Friday, September 30, 2011

Does "Mademoiselle" mean bird-brained?

American feminism, back in the day, dabbled (jokingly or not) in etymythology: Using herstory, for instance, which implies that the "his" of history refers to maleness, or treating female as a subset of male, when in fact the words aren't etymologically related.

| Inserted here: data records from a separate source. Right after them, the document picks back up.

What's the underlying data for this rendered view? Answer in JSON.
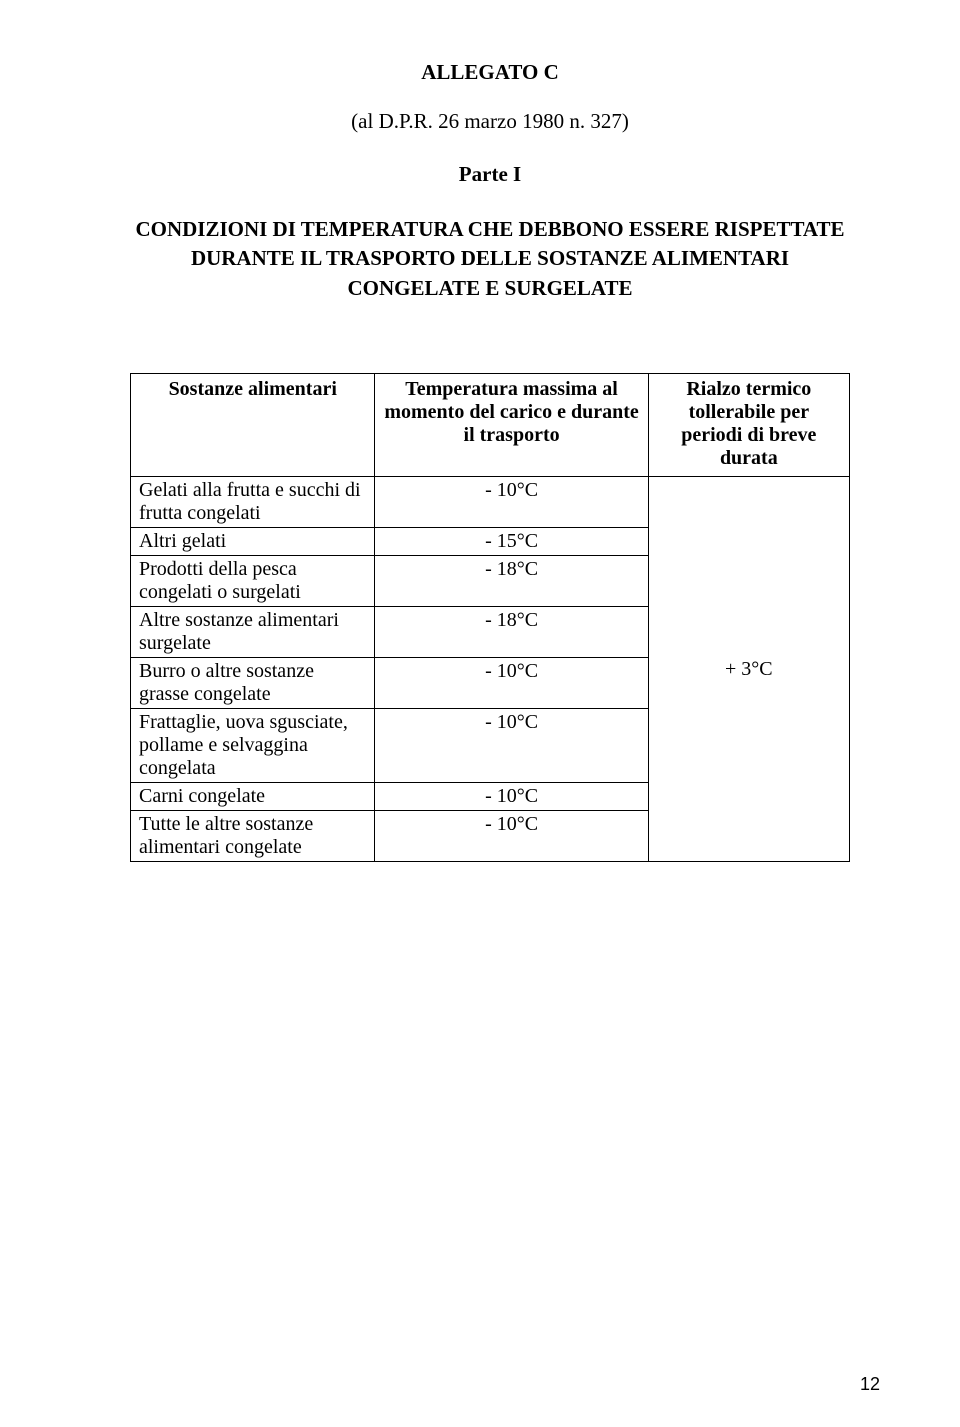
{
  "doc": {
    "title": "ALLEGATO  C",
    "subtitle": "(al D.P.R. 26 marzo 1980 n. 327)",
    "part": "Parte I",
    "heading": "CONDIZIONI DI TEMPERATURA CHE DEBBONO ESSERE RISPETTATE DURANTE IL TRASPORTO DELLE SOSTANZE ALIMENTARI CONGELATE E SURGELATE"
  },
  "table": {
    "headers": {
      "c1": "Sostanze alimentari",
      "c2": "Temperatura massima al momento del carico e durante il trasporto",
      "c3": "Rialzo termico tollerabile per periodi di breve durata"
    },
    "rows": [
      {
        "c1": "Gelati alla frutta e succhi di frutta congelati",
        "c2": "- 10°C"
      },
      {
        "c1": "Altri gelati",
        "c2": "- 15°C"
      },
      {
        "c1": "Prodotti della pesca congelati o surgelati",
        "c2": "- 18°C"
      },
      {
        "c1": "Altre sostanze alimentari surgelate",
        "c2": "- 18°C"
      },
      {
        "c1": "Burro o altre sostanze grasse congelate",
        "c2": "- 10°C"
      },
      {
        "c1": "Frattaglie, uova sgusciate, pollame e selvaggina congelata",
        "c2": "- 10°C"
      },
      {
        "c1": "Carni congelate",
        "c2": "- 10°C"
      },
      {
        "c1": "Tutte le altre sostanze alimentari congelate",
        "c2": "- 10°C"
      }
    ],
    "merge_c3": "+ 3°C"
  },
  "page_number": "12",
  "style": {
    "background_color": "#ffffff",
    "text_color": "#000000",
    "border_color": "#000000",
    "font_family": "Times New Roman"
  }
}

Are French feminists, in the post-DSQ uprising, taking the same etymological liberties? The story I heard on NPR yesterday roused my suspicions (as any too-good-to-check etymology should do). There’s a campaign to create a Gallic equivalent of Ms., freeing French women from the stark choice between Madame (married) and Mademoiselle (not). And spokeswoman Marie-Noelle Bas, arguing the case, told the reporter why mademoiselle was offensive: “oiselle in French is the feminine of oiseau [bird]. And in ancient French, that means virgin, that means stupid, that means somebody who needs to be married."

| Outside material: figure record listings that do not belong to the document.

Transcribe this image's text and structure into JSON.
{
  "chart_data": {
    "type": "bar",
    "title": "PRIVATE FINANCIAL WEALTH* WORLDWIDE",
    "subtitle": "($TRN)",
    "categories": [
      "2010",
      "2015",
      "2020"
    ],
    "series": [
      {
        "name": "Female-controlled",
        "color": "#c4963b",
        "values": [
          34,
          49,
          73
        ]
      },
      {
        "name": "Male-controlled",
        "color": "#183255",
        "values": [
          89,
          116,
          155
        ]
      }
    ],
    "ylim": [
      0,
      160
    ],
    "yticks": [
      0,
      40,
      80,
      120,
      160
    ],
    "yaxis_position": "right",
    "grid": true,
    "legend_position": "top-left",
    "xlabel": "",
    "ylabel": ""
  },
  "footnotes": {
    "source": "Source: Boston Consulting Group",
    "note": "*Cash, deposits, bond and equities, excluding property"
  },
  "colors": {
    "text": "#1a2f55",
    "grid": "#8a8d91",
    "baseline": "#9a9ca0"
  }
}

Well, my Larousse tells me that oiselle does indeed mean “jeune fille naive, niaise” -- a naive or silly girl. (I'll take Bas's word for the "needing to be married" connotation, which is plausible enough.) But does the word have anything to do with mademoiselle?

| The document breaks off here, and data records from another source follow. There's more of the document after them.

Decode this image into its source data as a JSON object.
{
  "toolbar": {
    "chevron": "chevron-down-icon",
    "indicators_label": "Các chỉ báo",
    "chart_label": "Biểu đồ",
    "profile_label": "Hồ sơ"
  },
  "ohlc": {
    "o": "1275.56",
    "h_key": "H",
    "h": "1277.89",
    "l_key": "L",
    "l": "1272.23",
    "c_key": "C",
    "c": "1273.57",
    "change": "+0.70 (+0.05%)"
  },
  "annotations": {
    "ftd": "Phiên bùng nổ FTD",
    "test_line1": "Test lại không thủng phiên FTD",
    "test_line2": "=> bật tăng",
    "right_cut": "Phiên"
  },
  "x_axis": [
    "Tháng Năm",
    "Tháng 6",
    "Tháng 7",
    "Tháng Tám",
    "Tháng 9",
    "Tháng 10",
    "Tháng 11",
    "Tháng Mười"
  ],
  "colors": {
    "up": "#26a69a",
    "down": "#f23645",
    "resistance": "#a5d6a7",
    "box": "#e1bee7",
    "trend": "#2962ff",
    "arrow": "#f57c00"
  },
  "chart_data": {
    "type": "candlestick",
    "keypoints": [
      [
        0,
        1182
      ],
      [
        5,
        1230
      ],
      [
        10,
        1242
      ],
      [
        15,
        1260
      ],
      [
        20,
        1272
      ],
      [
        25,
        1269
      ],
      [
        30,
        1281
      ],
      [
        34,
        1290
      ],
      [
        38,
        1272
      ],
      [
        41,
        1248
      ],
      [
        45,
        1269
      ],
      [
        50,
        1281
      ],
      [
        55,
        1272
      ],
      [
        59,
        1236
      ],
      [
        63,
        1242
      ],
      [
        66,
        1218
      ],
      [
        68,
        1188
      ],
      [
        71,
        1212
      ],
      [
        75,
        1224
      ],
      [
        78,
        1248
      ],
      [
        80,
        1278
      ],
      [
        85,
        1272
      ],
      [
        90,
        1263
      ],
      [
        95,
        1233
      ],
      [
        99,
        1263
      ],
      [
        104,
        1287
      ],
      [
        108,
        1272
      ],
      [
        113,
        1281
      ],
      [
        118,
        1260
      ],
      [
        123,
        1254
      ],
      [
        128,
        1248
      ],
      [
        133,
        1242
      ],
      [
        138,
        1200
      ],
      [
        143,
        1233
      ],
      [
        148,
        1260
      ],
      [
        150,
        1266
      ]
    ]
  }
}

I don’t think so. Oiselle, says Larousse, comes from the Latin aucellus, the diminutive form of avis (bird). Demoiselle (the source of English damsel) is derived from the Latin dominicella, diminutive of domina, lady (of the house), mistress, female boss. The shared syllables in oiselle and mademoiselle seem to show only that both are descended from diminutive forms, not that they're closer relatives than, say, marionette and lunette, or mozzarella and patella.

But if I’m missing something, dear Francophone readers and scholars, do let me know.


Jonathon said...

I took only a couple of years of French, so I'm no expert, but that matches my understanding of the word. Mademoiselle is essentially just a diminutive of madame.

Kay L. Davies said...

I agree with Jonathon.
"Madame" is "ma dame" or "my lady" or "my woman".
"Mademoiselle" is "ma demoiselle" or "my young lady" or "my young woman".
It's the "my" they should be worried about, if anything, instead of rabbiting on about birds.
Why don't they just use "Ms" as English speakers have been doing for a number of years now, without imagining ourselves to be a manuscript.

Kay, Alberta, Canada
An Unfittie’s Guide to Adventurous Travel

The Ridger, FCD said...

Well, the "mon" in "monsieur" is equivalent to the "ma" in the others, so no worries there.

What I wonder is what these people think the "de" means, if "Mademoiselle" means "My de little bird"?

I more seriously wonder if "oiselle" and "bird" as a slang term for a young woman are related in any way?

Marc Leavitt said...

Pace Mme. Bas, this is exactly parallel to the idiocy of complaining about "his"tory. The French are perfectly capable of coming up with a Gallic version of Ms.

Cluisanna said...

The problem is not what roots this word has - the problem is the same as with "Miss" and "Mrs", that there are only two categories of women: daughters (of fathers) and wifes (of husbands). Men are always referred to as Mr., just like they keep their name when getting married, because in the mindset that shaped these terms, women belong to men, and the most important event in the life of a woman is her marriage.
I think we can all agree that those are pretty outdated ideas.

Anonymous said...

When I spent a year in Francophone Switzerland as a student nearly 40 years ago, I was sometimes addressed in shops etc. as "Madame". So even in those days French speakers were starting to address all women in the same way.